Best of luck with the build.

David.
 
I used a set of Brownells Stockmakers screws. Located the holes in the blank, inletted the triggerguard ( a dummy, actually) and then scraped in the upper.
it seems stock makers screws are for inletting the receiver - I’m assuming the bottom metal is generally done with no screws/guides as there’s nothing to screw to or guide it? But then the receiver is set to it?
I have to agree with Muir about the triggers but the timber is true to form. They were often stocked like that because the straight grain running through the stock made them both strong and stable. The good british manufacturers of high end Africa rifles often had a cheaper version for the professional hunters, no engraving to save money and plain straight grained stocks for strength and reliability.
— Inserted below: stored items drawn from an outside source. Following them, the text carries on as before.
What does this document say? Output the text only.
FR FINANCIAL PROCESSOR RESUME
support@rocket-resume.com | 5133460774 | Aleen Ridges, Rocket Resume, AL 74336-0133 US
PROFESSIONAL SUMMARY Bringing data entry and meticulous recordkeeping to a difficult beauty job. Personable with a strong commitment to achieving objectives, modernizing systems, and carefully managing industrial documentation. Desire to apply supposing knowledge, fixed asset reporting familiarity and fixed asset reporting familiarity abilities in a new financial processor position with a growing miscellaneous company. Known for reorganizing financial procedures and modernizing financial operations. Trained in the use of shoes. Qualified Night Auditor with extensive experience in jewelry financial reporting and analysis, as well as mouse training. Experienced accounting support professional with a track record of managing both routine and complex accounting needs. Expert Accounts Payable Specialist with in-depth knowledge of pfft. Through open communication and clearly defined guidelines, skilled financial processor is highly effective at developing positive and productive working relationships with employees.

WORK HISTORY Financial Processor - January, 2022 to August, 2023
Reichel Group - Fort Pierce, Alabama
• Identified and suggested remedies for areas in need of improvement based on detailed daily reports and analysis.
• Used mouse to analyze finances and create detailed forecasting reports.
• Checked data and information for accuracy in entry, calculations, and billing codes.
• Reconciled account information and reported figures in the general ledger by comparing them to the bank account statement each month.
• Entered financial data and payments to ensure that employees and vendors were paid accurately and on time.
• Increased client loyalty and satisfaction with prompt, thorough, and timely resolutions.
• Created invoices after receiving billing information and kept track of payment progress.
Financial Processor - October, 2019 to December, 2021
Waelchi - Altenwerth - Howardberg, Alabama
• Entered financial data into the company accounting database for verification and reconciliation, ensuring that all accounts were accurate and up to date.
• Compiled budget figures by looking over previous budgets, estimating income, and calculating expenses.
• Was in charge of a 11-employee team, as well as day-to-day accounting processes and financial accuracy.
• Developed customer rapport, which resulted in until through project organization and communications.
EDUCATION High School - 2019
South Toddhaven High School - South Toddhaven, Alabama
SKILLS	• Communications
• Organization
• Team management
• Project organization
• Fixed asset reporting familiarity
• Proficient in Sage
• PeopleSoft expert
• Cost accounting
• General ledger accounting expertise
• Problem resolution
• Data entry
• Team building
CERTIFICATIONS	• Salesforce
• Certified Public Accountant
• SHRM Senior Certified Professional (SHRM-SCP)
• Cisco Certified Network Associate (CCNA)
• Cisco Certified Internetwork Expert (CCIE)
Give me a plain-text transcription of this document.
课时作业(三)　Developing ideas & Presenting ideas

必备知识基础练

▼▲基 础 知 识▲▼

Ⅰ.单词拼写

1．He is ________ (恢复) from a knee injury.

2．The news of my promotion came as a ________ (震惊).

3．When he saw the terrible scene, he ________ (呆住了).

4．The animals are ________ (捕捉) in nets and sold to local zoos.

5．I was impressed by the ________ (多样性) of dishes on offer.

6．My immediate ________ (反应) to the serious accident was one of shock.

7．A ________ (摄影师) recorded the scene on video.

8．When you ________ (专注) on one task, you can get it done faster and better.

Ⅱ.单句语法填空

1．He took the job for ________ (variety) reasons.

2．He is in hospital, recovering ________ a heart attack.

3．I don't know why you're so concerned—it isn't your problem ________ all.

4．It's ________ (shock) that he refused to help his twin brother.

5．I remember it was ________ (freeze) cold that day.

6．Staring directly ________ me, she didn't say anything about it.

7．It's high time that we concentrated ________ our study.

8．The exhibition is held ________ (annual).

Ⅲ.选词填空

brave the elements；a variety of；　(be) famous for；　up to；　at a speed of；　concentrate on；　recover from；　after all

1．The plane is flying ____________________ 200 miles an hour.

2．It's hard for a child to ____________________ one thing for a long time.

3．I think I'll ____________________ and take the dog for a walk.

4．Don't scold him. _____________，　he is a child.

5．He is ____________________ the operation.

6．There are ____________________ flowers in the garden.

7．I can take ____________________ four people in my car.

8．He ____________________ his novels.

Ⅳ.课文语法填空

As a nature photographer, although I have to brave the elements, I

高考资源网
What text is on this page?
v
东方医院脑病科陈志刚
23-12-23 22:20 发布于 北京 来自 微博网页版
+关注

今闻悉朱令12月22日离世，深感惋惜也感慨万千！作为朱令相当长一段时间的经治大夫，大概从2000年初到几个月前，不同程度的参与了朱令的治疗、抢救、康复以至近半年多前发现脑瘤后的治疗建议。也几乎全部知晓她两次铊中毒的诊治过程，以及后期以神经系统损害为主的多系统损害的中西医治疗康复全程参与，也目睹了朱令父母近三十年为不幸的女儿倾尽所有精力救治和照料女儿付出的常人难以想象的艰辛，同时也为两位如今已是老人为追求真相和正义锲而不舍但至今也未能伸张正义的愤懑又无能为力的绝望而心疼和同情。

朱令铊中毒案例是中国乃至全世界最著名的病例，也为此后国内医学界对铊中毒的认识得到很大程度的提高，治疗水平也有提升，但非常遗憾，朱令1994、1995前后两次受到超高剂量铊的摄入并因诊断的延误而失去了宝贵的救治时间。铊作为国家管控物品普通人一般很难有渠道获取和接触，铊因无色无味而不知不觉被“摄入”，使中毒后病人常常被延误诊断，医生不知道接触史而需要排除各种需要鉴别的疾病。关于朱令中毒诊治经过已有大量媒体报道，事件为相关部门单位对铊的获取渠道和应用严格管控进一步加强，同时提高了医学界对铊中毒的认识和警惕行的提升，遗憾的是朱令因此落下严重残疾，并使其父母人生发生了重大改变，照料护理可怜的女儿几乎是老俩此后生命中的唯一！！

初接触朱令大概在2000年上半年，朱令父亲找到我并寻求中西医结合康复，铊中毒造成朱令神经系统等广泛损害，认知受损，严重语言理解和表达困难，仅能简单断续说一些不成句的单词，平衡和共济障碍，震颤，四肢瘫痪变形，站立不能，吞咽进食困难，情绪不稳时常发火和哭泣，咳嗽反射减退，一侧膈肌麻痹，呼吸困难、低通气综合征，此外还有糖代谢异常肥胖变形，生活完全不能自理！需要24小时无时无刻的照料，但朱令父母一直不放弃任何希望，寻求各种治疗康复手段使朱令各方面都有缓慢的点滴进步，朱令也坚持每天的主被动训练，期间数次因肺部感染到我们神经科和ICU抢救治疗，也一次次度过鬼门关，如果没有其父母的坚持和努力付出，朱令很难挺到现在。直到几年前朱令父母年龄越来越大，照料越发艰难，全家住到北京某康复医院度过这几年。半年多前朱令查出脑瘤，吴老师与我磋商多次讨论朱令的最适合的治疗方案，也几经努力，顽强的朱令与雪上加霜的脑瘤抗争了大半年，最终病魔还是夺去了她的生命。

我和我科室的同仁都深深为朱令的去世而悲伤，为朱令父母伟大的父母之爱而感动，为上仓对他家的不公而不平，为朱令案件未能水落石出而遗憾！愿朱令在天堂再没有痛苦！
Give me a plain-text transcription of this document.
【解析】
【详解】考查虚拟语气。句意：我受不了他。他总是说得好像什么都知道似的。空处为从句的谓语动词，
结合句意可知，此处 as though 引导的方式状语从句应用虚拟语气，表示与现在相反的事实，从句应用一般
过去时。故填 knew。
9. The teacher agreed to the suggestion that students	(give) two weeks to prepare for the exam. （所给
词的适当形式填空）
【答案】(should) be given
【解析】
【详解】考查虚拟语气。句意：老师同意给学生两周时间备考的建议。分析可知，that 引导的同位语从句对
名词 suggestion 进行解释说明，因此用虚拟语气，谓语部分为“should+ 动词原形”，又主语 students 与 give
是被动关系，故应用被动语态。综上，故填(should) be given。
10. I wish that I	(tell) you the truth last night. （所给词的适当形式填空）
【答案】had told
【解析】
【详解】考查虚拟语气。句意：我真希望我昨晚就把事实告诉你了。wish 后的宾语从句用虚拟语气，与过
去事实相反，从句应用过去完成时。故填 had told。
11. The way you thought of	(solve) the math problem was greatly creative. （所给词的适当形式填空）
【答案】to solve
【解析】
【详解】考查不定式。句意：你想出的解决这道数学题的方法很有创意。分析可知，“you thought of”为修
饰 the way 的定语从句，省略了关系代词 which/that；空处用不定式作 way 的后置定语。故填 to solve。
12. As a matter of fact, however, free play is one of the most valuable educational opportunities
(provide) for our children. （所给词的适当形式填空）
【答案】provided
Best of luck with the build.

David.
Sure, thanks Dave. I actually quite like some things in the plain side, this stock is nice but not amazing - as much as I admire the craftsmanship in ornate custom builds a lot of it is too bling/overstated for my basic tastes
 
Mine was done with a stock blank, not an inletted stock like yours. How you proceed will be determined by the quality of your inletting.~Muir
 
I have a Mauser FN K98 sporting in 7X57 lovely calibre nice to shoot and big enough for all the uk can deliver, i only have one small issue, the Mauser safety is the flip over 3 position one, and with my scope on, it only goes to the second position, safe but bolt will open, hence when i am stalking the bolt can drop open.
I stalk with round under the bolt so no round falls out,Otherwise sound.7X57 Was and still is a big African round,
 
Here"s a picture of the Oberndorf Mauser museum.
wow! That’s a place to visit for sure - bit like the Husqvarana museum... didn’t realise there was one, I assume it’s in Oberndorf AG?
I have a Mauser FN K98 sporting in 7X57 lovely calibre nice to shoot and big enough for all the uk can deliver, i only have one small issue, the Mauser safety is the flip over 3 position one, and with my scope on, it only goes to the second position, safe but bolt will open, hence when i am stalking the bolt can drop open.
I stalk with round under the bolt so no round falls out,Otherwise sound.7X57 Was and still is a big African round,
Have you thought about installing an M70 style 3 position safety - this is the best round round the classic problem? Certainly what I’d do if I wanted to mount a scope
 
I have looked at sniper version it does look like it might need a smith, to get involved but i will check it out if it shows up on google search,

regards Albert
 
Following with interest and well done.

As per Muir's comment I would have ignored the original stock contour and gone for far less drop at the heel.

K
 
Got to say I agree with the comments on drop I’ve an orginal 8x60 and the drop is hard to get on with takes a bit more work. This is the same for most old gun rifles and shotguns, modern body shapes need higher combs than our fore farthers
 
If you struggle with the sights, it might be worth trying a cocking piece sight (Sometimes called "Rigby Style").

They can be quite forgiving and there is no steel from the action that needs cutting away.